I giovani dei centri
sociali e quelli un po' più attrezzati si avvicinano di più, gli altri un po'
meno ma le forze dell'ordine non si limitano a tenere lontana la gente dalle
reti. Da sotto l'autostrada i manifestanti gridano cori «Giù le mani dalla
val Susa», suonano tamburi e provocano gli agenti. Da sopra, gli agenti
cadono nelle provocazioni e sparano lacrimogeni con traiettorie dirette anche
su chi dalle reti è ben distante.
La nebbia del gas non
stagna. Il vento spira in direzione del museo archeologico, in cui sono asserragliati
centinaia di agenti. I ragazzi con le maschere raccolgono alla svelta i
lacrimogeni che cadono vicino alle persone e li spengono in secchi d'acqua. «L'area
del cantiere l'abbiamo ripresa - grida Maurizio Piccione al megafono - Perché
l'area in cui dovrà sorgere il cantiere è questa e non quella che hanno
recintato lassù».
I cellulari funzionano
pochissimo. Si comunica solo attraverso gli sms. Le notizie che arrivano dalla
Ramats e da Exilles sono frammentarie ma quando si viene a sapere che alla
centrale è andata giù la rete scoppia un applauso. E giù lacrimogeni. «Vergogna,
vergogna», grida il popolo No Tav. Molti non riescono a credere a ciò che
vedono. Anziani e ragazzi, feriti dagli spari dei lacrimogeni vengono
trasportati nella baita per ricevere le prime cure. Pronti a tutto, i
valsusini, si sono portati dietro vere e proprie farmacie.
Verso le tre e mezza
del pomeriggio, nella boscaglia accanto alle reti si sviluppa un incendio,
probabilmente a causa di un lacrimogeno. Le forze dell'ordine non intervengono
e l'incendio si allarga. Alcuni dei ragazzi cercano di spegnere le fiamme che
danno sul sentiero utilizzando mezzi di fortuna. Passa parecchio tempo prima
che, dall'autostrada, si azioni un idrante e, finalmente, l'incendio
venga spento. Più o meno nello stesso momento da brandelli di recinzione si
intravede ciò che sta accadendo sopra, dallo spezzone arrivato dalla Ramats,
dove i manifestanti sono riusciti ad aprire un varco nelle reti e cercano di scendere
verso il museo archeologico.
Verso le quattro e
mezza, l'ultimo tentativo di salire verso le reti dai boschi
circostanti.

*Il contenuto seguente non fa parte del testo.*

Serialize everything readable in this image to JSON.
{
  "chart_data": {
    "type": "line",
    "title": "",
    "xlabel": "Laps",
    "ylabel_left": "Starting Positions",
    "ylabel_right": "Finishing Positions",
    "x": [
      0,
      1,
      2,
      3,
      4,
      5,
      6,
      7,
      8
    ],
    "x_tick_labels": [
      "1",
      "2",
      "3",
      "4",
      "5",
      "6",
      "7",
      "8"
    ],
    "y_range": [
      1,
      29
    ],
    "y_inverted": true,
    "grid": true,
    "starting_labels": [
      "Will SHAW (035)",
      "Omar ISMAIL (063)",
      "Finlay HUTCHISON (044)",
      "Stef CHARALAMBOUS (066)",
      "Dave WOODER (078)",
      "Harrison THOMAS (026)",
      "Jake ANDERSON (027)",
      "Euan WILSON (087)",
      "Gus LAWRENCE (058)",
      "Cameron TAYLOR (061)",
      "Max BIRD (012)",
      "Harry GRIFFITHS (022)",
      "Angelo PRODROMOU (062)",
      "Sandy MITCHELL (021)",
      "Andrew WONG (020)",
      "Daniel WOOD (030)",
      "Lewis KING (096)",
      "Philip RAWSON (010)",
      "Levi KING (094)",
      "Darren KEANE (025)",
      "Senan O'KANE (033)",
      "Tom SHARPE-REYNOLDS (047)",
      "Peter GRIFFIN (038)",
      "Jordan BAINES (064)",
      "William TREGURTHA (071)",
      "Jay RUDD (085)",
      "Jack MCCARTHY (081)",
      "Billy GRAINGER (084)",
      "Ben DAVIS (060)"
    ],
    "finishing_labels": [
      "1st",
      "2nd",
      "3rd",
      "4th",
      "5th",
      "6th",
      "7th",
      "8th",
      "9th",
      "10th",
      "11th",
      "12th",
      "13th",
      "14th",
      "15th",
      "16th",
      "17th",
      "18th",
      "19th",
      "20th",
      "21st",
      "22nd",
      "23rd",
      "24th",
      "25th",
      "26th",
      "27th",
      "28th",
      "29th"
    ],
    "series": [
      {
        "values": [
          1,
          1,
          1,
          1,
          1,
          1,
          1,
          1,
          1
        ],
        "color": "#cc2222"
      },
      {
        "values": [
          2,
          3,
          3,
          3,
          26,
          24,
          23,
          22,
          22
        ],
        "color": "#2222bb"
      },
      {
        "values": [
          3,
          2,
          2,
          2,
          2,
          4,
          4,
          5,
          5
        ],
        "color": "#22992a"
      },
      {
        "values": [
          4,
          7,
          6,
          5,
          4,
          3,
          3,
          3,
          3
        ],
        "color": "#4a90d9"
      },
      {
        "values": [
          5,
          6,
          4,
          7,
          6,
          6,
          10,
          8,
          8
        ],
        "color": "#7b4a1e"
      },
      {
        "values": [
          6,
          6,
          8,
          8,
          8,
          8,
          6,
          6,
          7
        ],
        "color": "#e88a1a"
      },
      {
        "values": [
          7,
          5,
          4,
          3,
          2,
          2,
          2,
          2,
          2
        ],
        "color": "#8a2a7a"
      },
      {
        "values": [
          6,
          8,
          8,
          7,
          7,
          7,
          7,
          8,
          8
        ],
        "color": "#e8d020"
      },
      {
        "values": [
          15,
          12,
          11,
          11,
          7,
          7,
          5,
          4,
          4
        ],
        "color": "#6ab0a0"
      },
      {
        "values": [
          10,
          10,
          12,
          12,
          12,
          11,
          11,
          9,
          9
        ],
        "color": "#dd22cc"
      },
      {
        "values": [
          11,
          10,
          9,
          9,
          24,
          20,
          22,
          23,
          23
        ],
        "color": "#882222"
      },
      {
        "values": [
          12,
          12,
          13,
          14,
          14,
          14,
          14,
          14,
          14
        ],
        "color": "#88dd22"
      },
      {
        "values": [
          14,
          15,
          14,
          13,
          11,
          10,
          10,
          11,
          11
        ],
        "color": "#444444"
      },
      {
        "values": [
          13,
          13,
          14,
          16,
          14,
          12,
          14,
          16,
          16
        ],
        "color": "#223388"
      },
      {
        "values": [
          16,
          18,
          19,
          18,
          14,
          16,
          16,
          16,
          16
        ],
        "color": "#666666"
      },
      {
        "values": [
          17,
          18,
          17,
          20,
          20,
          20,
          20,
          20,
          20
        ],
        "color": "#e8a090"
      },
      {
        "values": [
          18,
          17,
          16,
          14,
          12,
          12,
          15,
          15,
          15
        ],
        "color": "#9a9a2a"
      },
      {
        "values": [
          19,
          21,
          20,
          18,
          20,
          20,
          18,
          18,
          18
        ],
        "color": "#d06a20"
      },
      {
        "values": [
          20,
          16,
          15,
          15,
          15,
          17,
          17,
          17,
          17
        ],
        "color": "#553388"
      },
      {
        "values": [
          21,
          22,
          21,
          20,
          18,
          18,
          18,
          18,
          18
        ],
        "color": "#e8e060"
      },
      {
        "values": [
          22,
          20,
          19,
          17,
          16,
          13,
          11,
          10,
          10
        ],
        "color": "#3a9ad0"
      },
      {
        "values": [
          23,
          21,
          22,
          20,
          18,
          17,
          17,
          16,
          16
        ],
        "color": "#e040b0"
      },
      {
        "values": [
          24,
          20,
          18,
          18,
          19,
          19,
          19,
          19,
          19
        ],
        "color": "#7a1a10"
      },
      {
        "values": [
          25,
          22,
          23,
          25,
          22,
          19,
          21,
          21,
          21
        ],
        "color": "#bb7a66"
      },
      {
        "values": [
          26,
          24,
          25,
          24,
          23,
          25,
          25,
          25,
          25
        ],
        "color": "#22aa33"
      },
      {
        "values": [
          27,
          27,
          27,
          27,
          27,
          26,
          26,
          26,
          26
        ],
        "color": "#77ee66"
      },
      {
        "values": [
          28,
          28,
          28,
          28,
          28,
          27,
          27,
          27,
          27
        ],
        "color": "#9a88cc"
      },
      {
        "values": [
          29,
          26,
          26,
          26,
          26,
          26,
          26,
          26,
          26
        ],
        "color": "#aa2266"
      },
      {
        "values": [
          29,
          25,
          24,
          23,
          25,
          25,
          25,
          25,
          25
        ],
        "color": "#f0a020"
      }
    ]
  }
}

Una quarantina di persone partono ma vengono respinte con i
lacrimogeni. Intorno alle cinque, la gran parte dei manifestanti si ritira
intorno alla baita. «Li abbiamo assediati per ore - tira le fila
Piccione, ancora al megafono - Abbiamo vinto e torneremo».
L'ultima fatica è
rientrare. Si potrebbe passare dalla mulattiera accanto all'A32, ma c'è ancora
il blocco degli agenti. «Non passiamo sotto le forche caudine», dice
Nicoletta Dosio. Si ritorna nei boschi, sui sentieri del mattino, e infine alla
macchina, a Giaglione. C'è chi si è portato persino il fornelletto e la pietra
e ha già messo su due o tre salamelle per la cena.